Or at least, I can't recommend it enough if you're like me. You qualify for "like me" status if you're too self-critical, allow yourself to be bothered by ultimately unimportant things, and have a very hard time relaxing because you feel guilty that you're not "accomplishing" anything. If that sounds familiar, you'll find that "Don't Sweat the Small Stuff" was written specifically for you.
I could write a series of blog posts on the insights I've gained from this book, which is really just a series of extremely short (1-2 pages) essays on various topics that relate to the overall theme. That theme, if I had to put it into words, would be becoming a more peaceful, caring and ultimately happy person.
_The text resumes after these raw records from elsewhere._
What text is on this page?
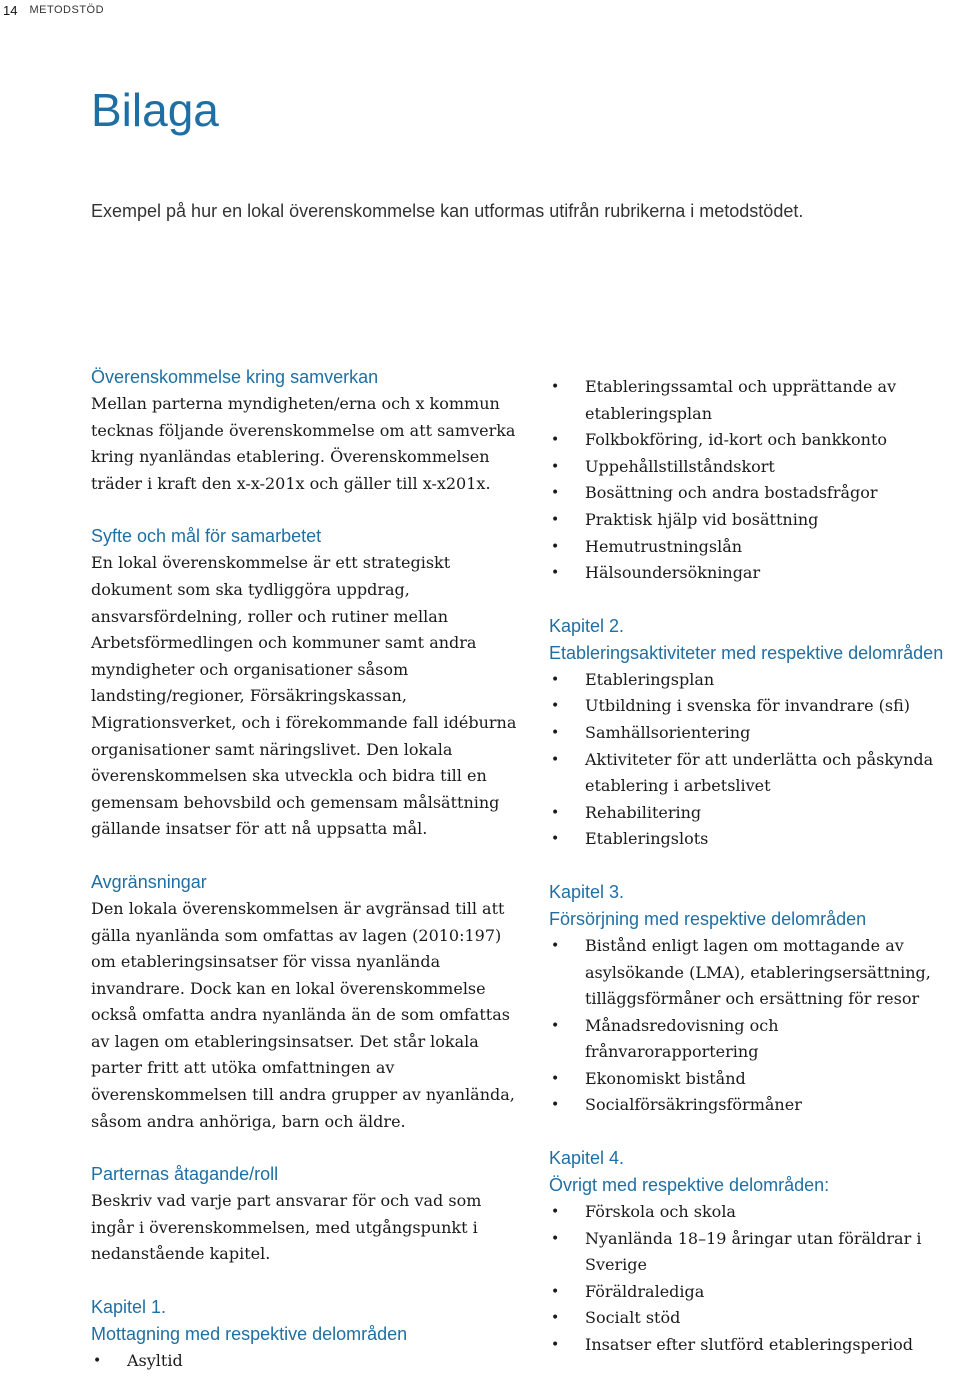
14 METODSTÖD
Bilaga

Exempel på hur en lokal överenskommelse kan utformas utifrån rubrikerna i metodstödet.

Överenskommelse kring samverkan

Mellan parterna myndigheten/erna och x kommun tecknas följande överenskommelse om att samverka kring nyanländas etablering. Överenskommelsen träder i kraft den x-x-201x och gäller till x-x201x.

Syfte och mål för samarbetet

En lokal överenskommelse är ett strategiskt dokument som ska tydliggöra uppdrag, ansvarsfördelning, roller och rutiner mellan Arbetsförmedlingen och kommuner samt andra myndigheter och organisationer såsom landsting/regioner, Försäkringskassan, Migrationsverket, och i förekommande fall idéburna organisationer samt näringslivet. Den lokala överenskommelsen ska utveckla och bidra till en gemensam behovsbild och gemensam målsättning gällande insatser för att nå uppsatta mål.

Avgränsningar

Den lokala överenskommelsen är avgränsad till att gälla nyanlända som omfattas av lagen (2010:197) om etableringsinsatser för vissa nyanlända invandrare. Dock kan en lokal överenskommelse också omfatta andra nyanlända än de som omfattas av lagen om etableringsinsatser. Det står lokala parter fritt att utöka omfattningen av överenskommelsen till andra grupper av nyanlända, såsom andra anhöriga, barn och äldre.

Parternas åtagande/roll

Beskriv vad varje part ansvarar för och vad som ingår i överenskommelsen, med utgångspunkt i nedanstående kapitel.

Kapitel 1.
Mottagning med respektive delområden
• Asyltid
• Etableringssamtal och upprättande av etableringsplan
• Folkbokföring, id-kort och bankkonto
• Uppehållstillståndskort
• Bosättning och andra bostadsfrågor
• Praktisk hjälp vid bosättning
• Hemutrustningslån
• Hälsoundersökningar
Kapitel 2.
Etableringsaktiviteter med respektive delområden
• Etableringsplan
• Utbildning i svenska för invandrare (sfi)
• Samhällsorientering
• Aktiviteter för att underlätta och påskynda etablering i arbetslivet
• Rehabilitering
• Etableringslots
Kapitel 3.
Försörjning med respektive delområden
• Bistånd enligt lagen om mottagande av asylsökande (LMA), etableringsersättning, tilläggsförmåner och ersättning för resor
• Månadsredovisning och frånvarorapportering
• Ekonomiskt bistånd
• Socialförsäkringsförmåner
Kapitel 4.
Övrigt med respektive delområden:
• Förskola och skola
• Nyanlända 18–19 åringar utan föräldrar i Sverige
• Föräldralediga
• Socialt stöd
• Insatser efter slutförd etableringsperiod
Not that I'm not happy, mind you. I think I'm generally a pretty positive guy. But I do tend to be a little uptight and to worry about things that simply aren't worth worrying about.
By the way, at the same time I'm reading this book, I'm also making my way through "The 7 Habits of Highly Effective People." It's as if these two books were meant to be read together. That's how well they complement each other.
Anyway, the one chapter of "Don't Sweat the Small Stuff" that has really resonated with me is section #18: "Allow Yourself to Be Bored." I am not good at doing this. At all. But the first sentence hits home:
"For many of us, our lives are so filled with stimuli, not to mention responsibilities, that it's almost impossible for us to sit still and do nothing, much less relax − even for a few minutes."
Yes, exactly. I'm always "doing." Very rarely am I just "being." And I think we were created with a need to just "be" for at least a little bit every day. The author of "Small Stuff," Richard Carlson, recounts a conversation he had with a therapist who suggested that if we allow ourselves to bored, even for an hour or less, the feelings of boredom "will be replaced with feelings of peace. And after a little practice, you'll learn to relax."
As Terry will attest, I don't relax. I don't even know how to relax. But this idea of learning how to do it and practicing "boredom" is one that has taken root in me. I'm not good at it yet, but I'm trying.
The first few times I just stood in front of a window looking into our backyard, I hated it. I thought, "This is weird. And pointless. I could be emptying the dishwasher, changing out the laundry, working on a freelance article, reading my Bible. Anything but...this."
But I've done it a few times now, and that therapist is right: Slowly but surely, I'm starting to enjoy it. I look out the window and stare at a squirrel, or a tree, or at nothing at all. I notice my thoughts a little more closely. I try and understand what "living in the moment" is really supposed to mean, and I feel this inner calm that seems to have been absent for years.
I have a long way to go, of course. I still get a little anxious about getting back to my to-do list, and I can't relax for any significant length of time just yet. But I'm getting better. And that right there is enough to keep me at it.
It took Mr. Carlson some time to get the hang of it, too. But he ends section #18 this way:
"Now, when either of my two children says to me, 'Daddy, I'm bored,' I respond by saying, 'Great, be bored for awhile. It's good for you.'"
And it turns out he's right. I had no idea.